Should I Renovate My Rental Property?
Sometimes, renovations are necessary for boosting your property’s market value and appealing to a wider range of high-calibre tenants. With so many properties available to choose from, helping your home stand out is key to catching people’s eye and securing interest. Renovation can be a crucial factor in your long-term property investment, and can pay dividends down the line. Not only does renovation improve aesthetic appeal, but it will also enhance a property’s durability, functionality, and quality, which makes for a hassle-free tenancy when it’s time to let.
Why Use Zest Rental Property Renovation Management?
At Zest, we offer a comprehensive project management service. This service is ideally suited to owners who do not live close by or simply do not have the time or appetite to oversee refurbishments to their property.
We can help with this.
In essence, we take all of the stress of overseeing refurbishments away. We are experienced in this area and can project manage the smallest of jobs (new bathroom) and the largest too (complete property overhaul, new kitchen, bathroom, full re-dec, landscaping etc).
We work with trusted, local contractors in Bath with whom we have had a relationship with for many years.
What does project management include?
- We will work closely with you to understand your preferences in design and materials.
After deciding a budget for your project, we will set up a tracking sheet and gather quotes for your approval based on our initial design conversations.
- We will liaise directly with all contractors and provide you with regular updates on the progress of the refurbishment, including images and key dates for installations.
- We will provide you with a separate financial tracker so that you are able to see all costs incurred and an overview of spend to date. All invoices will be collated for you in one easy folder.
- We act as the main liaison with contractors and delivery teams so when problems arise (and let’s be honest, they often do!), we are there to sort them.
What’s the difference between renovation and refurbishment?
These two terms might be thrown around interchangeably, but they are actually describing two different things. Renovation refers to the process of restoring something to its former condition, and can also involve altering the internal structure of a property through extensions, conversions, or changing the floor layout. Refurbishment is further improvement through decorating, cleaning, and equipping.
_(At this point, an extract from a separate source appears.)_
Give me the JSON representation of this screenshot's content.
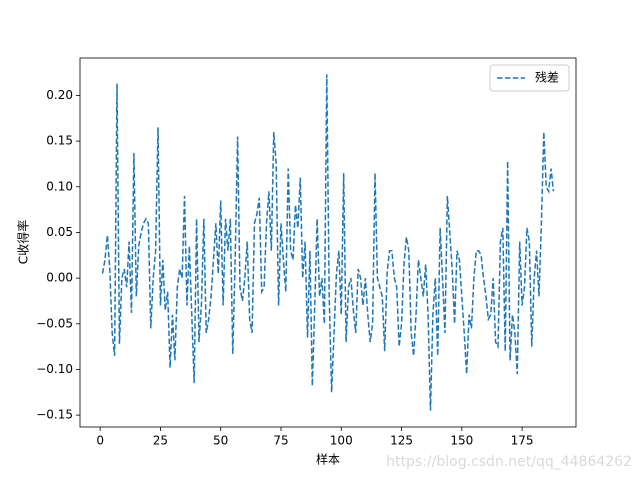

They are often less intrusive and are more about the appearance and appeal of the property.
How often should landlords renovate a rental property?
It’s recommended that landlords address renovation projects every five years. There’s no legal or set time frame for tackling home improvements, but most experienced property owners advise regular upkeep, as ensuring your property is in good condition will benefit both you and any current or prospective tenants. Unless the works are essential, these are best planned in between tenant occupancy, so as not to cause any disruptions to people renting out the property.
When can I schedule my renovation?
With renovations, we always look to schedule before setting up a new tenancy or in the switch over between tenancies.
How does bridging finance work for renovations?
Bridging finance offers fast access to money on a short-term basis. Bridging loans are a temporary finance solution that can be secured on a property in instances when a mortgage cannot. Unlike a mortgage, bridging finance involves less red tape and higher interest rates, and is an attractive alternative for property developers seeking to complete renovation projects in a fixed time scale. The process can be sorted quickly and allows for up to 18 months of time to complete any necessary renovation projects.
Will my property be insured during the renovation?
Depending on the level of work you’re planning to do, most home insurance policies cover redecoration and DIY. There is a specialist home renovation insurance you can take out during the process to make sure you and everyone who is involved are protected. This will cover: public liability insurance, in case anyone’s hurt during the renovation, unoccupied property insurance, in instances where you can’t access the property for long expanses of time, alternative accommodation, which covers your living costs if you are forced to stay elsewhere, and building equipment cover, to protect tools and equipment left in the property in your absence. It’s important to ensure you’re financially covered and won’t be caught out by any unexpected costs during your renovation project – always speak with your home insurance provider to check where you stand before you begin any work.
Am I still liable for Council Tax during the renovation?
If the house is uninhabited and/or uninhabitable, it can be exempt from Council Tax while you’re completing your renovations. Your local council will inform you when you have to start paying Council Tax. Properties that remain empty and unfurnished for more than six months, however, are entitled to a discount of up to 50% on the applicable council tax bill.
Should I provide furniture in my buy-to-let?
The decision to furnish your property really depends on what’s popular in the area and the kind of tenants you’re after – do some research, speak to us here at Zest , and have a think about who you’re going to be letting your property out to. People looking for fully furnished properties are likely to be students, young singles, or corporate workers on secondments who need a home for a shorter period of time. You might be able to charge more for fully furnished short-term lets, and you can always reuse your furnishings for multiple tenancies.
What happens if the renovations go over budget?
Setting a budget before you begin your renovations is key to ensuring a smooth, streamlined process, but sometimes unavoidable costs will crop up along the way. It’s a common problem to encounter, but don’t panic – you can always opt for alternatives like using cheaper materials, applying for more funding, reducing the project scope, or breaking down the building works into phases.